Best Parameters: {'max_depth': 4, 'learning_rate': 0.012582311035292853, 'gamma': 4.423895023756934, 'min_child_weight': 10.986162188494852, 'subsample': 0.81, 'colsample_bytree': 0.22, 'colsample_bylevel': 0.9000000000000001, 'reg_lambda': 5.201700045225557e-10, 'reg_alpha': 7.9633143027509234}


## 2. Parameter Importances

In [11]:
plot_param_importances(study)

## 3. Parallel Coordinate Plot

Click on the vertical axes to see how certain parameter ranges affected the scores

In [12]:
# Likely broken on GitHub, view on Kaggle for interactive version
plot_parallel_coordinate(study)

# Make Submission

In [13]:
%%time
train = dt.fread(r'../input/tabular-playground-series-oct-2021/train.csv').to_pandas()
test = dt.fread(r'../input/tabular-playground-series-oct-2021/test.csv').to_pandas()
submission = dt.fread(r'../input/tabular-playground-series-oct-2021/sample_submission.csv').to_pandas()

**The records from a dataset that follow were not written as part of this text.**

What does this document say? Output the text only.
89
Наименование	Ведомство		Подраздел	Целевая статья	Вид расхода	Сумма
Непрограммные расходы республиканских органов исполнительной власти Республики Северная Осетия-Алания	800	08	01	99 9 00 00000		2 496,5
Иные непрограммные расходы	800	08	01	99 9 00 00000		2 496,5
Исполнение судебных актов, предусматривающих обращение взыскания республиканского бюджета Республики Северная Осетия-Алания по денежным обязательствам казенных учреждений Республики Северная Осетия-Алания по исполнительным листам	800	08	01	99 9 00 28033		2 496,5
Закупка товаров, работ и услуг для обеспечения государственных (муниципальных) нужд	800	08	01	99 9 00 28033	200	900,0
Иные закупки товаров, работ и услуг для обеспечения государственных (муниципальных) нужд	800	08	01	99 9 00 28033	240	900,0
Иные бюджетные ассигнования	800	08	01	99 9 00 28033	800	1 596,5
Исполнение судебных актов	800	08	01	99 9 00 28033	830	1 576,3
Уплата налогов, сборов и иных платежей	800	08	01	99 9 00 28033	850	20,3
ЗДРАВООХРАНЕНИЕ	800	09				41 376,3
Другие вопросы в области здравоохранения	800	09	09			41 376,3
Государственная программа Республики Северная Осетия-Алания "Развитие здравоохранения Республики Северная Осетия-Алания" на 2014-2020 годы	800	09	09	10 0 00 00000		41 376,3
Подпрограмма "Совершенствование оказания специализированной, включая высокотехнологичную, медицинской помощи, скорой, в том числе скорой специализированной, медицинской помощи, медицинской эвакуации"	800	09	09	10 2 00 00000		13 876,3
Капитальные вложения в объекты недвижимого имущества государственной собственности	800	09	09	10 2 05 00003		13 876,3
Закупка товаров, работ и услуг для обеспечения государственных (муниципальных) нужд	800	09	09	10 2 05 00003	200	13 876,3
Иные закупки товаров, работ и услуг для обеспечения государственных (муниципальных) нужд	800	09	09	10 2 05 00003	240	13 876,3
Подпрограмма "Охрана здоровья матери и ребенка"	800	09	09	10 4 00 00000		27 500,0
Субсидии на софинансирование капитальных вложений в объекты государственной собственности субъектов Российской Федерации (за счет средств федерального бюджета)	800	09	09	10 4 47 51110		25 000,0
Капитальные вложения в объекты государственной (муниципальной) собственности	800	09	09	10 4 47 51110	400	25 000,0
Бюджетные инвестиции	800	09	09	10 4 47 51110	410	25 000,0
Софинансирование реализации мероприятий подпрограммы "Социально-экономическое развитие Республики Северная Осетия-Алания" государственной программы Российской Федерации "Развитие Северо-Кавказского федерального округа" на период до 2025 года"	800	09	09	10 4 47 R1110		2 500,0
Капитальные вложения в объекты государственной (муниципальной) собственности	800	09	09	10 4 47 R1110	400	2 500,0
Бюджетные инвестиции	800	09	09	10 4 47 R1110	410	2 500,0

train = reduce_memory_usage(train)
test = reduce_memory_usage(test)
gc.collect()

Mem. usage decreased to 963.21 Mb (48.7% reduction)
Mem. usage decreased to 481.13 Mb (48.8% reduction)
CPU times: user 57.5 s, sys: 1min 2s, total: 2min
Wall time: 1min 59s


37

In [14]:
# Similar to scoring function but trains on full data and predicts on test
def train_xgboost(folds, model_params = {}, fit_params = {}):
    
    # Store the holdout predictions
    test_preds = np.zeros((test.shape[0],))
    print('')
    
    # Stratified k-fold cross-validation
    skf = StratifiedKFold(n_splits = folds, shuffle = True, random_state = RANDOM_SEED)
    for fold, (train_idx, valid_idx) in enumerate(skf.split(train, train['target'])):
        
        # Training and Validation Sets
        start = time.time()
        X_train, y_train = train[features].iloc[train_idx], train['target'].iloc[train_idx]
        X_valid, y_valid = train[features].iloc[valid_idx], train['target'].iloc[valid_idx]
        
        # Define Model
        model = XGBClassifier(**default_params, **model_params)
        gc.collect()
        
        model.fit(
            X_train, y_train,
            verbose = False,
            eval_set = [(X_valid, y_valid)],
            eval_metric = "logloss",
            early_stopping_rounds = EARLY_STOP,
            **fit_params
        )
        
        # validation and test predictions
        valid_preds = model.predict_proba(X_valid)[:, 1]
        test_preds += model.predict_proba(test[features])[:, 1] / folds
        
        # fold auc score
        fold_auc = roc_auc_score(y_valid, valid_preds)
        end = time.time()
        print(f'Fold {fold} AUC: {round(fold_auc, 6)} in {round((end-start) / 60, 2)} minutes.')

        
    return test_preds

In [15]:
# Make submission
submission['target'] = train_xgboost(6, model_params = study.best_params)
submission.to_csv('xgboost_submission.csv', index=False)


Fold 0 AUC: 0.857229 in 8.04 minutes.
Fold 1 AUC: 0.857097 in 7.72 minutes.
Fold 2 AUC: 0.856949 in 7.73 minutes.
Fold 3 AUC: 0.857537 in 7.87 minutes.
Fold 4 AUC: 0.857272 in 7.81 minutes.
Fold 5 AUC: 0.856688 in 7.4 minutes.


Hope you found this notebook useful, feel free to fork it and adapt it to your own uses.